Equidistribution speed of iterated preimages for rational maps on the Riemann sphere

TL;DR

This paper improves the understanding of how quickly preimages of points distribute evenly under rational maps on the Riemann sphere, providing near-optimal and optimal speed estimates for various classes of maps and observables.

Contribution

It establishes near-optimal equidistribution speeds of order O(nd^{-n}) in dimension one for non-super-attracting points and extends results to H"older continuous observables, also proving optimal speeds for geometrically finite maps.

Findings

Near-optimal equidistribution speed O(nd^{-n}) for non-super-attracting points.

Speed O(d^{-n}) for geometrically finite rational maps.

Applicability to H"older continuous d.s.h. observables.

Abstract

The exponential equidistribution speed of iterated preimages for holomorphic endomorphisms on $\mathbb{P}^k$ was established by Drasin-Okuyama for $k=1$, and by Dinh-Sibony for arbitrary $k$. In this paper, we obtain a near-optimal equidistribution speed with order $O(nd^{-n})$ in dimension one for points that are not super-attracting periodic.
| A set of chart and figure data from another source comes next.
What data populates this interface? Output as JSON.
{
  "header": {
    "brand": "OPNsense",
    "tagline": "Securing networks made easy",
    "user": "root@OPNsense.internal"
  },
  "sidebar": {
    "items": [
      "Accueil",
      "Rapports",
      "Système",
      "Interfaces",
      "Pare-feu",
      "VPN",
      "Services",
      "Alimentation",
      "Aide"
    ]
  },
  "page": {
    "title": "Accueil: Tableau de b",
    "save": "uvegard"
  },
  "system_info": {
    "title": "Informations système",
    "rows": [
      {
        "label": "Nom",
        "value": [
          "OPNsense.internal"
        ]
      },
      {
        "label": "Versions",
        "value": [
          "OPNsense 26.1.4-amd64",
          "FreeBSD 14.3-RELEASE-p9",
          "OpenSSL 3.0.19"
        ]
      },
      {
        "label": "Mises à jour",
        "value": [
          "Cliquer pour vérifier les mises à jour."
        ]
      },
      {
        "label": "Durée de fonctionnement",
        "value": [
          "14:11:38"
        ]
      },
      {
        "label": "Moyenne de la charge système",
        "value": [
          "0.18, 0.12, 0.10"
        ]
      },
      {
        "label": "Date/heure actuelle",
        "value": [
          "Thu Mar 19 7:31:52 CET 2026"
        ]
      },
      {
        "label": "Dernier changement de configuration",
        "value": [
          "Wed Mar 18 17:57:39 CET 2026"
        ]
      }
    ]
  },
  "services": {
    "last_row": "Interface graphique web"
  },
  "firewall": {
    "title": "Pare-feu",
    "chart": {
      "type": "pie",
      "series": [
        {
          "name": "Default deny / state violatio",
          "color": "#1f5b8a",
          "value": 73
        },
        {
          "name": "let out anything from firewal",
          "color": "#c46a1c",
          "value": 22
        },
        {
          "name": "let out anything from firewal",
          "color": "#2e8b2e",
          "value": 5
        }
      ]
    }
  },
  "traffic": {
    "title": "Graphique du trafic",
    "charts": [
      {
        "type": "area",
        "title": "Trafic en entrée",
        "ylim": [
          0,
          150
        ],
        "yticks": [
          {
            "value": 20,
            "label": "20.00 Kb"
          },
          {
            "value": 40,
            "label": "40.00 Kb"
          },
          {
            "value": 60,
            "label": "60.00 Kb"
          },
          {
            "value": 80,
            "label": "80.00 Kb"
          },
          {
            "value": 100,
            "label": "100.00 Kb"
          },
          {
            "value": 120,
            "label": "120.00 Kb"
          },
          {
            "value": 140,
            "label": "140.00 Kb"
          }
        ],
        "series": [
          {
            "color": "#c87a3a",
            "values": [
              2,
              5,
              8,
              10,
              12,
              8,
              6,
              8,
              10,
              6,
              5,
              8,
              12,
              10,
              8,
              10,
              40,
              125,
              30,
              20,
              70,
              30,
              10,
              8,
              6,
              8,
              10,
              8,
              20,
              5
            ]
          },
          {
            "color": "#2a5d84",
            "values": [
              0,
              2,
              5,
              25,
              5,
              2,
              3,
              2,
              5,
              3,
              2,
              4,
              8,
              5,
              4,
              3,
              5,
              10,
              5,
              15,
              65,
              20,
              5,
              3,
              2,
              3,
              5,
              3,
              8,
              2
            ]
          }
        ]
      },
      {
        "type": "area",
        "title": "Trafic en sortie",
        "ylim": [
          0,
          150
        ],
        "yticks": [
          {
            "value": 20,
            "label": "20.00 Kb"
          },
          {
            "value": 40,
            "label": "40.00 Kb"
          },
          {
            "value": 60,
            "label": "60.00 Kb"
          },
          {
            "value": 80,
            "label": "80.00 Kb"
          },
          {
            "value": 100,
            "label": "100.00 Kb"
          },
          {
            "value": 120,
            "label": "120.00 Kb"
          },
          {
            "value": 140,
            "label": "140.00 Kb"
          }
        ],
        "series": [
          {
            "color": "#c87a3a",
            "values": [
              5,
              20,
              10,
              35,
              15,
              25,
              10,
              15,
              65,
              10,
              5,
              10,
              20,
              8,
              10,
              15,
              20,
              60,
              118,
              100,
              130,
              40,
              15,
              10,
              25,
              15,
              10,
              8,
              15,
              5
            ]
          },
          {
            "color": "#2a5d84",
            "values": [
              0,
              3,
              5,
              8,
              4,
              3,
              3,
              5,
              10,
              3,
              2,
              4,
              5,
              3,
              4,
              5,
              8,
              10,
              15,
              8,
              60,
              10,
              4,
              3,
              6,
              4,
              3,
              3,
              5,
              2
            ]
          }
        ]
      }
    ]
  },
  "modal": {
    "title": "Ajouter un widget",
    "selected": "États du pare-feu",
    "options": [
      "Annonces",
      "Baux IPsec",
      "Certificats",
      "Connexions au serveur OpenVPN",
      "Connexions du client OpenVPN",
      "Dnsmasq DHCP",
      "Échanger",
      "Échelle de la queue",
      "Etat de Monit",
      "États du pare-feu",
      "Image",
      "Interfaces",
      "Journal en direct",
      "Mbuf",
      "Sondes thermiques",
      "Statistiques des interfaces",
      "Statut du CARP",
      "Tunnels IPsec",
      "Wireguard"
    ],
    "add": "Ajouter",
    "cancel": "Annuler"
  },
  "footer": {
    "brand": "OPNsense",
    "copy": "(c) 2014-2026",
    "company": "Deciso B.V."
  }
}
Moreover, the equidistribution speed order $O(nd^{-n})$ holds not only for $C^2$ observables but also for H\"older continuous d.s.h. observables. For geometrically finite rational maps (including all hyperbolic rational maps), we prove that the equidistribution speed order is $O(d^{-n})$ for $C^2$ observables and points that are not super-attracting, attracting, or parabolic periodic.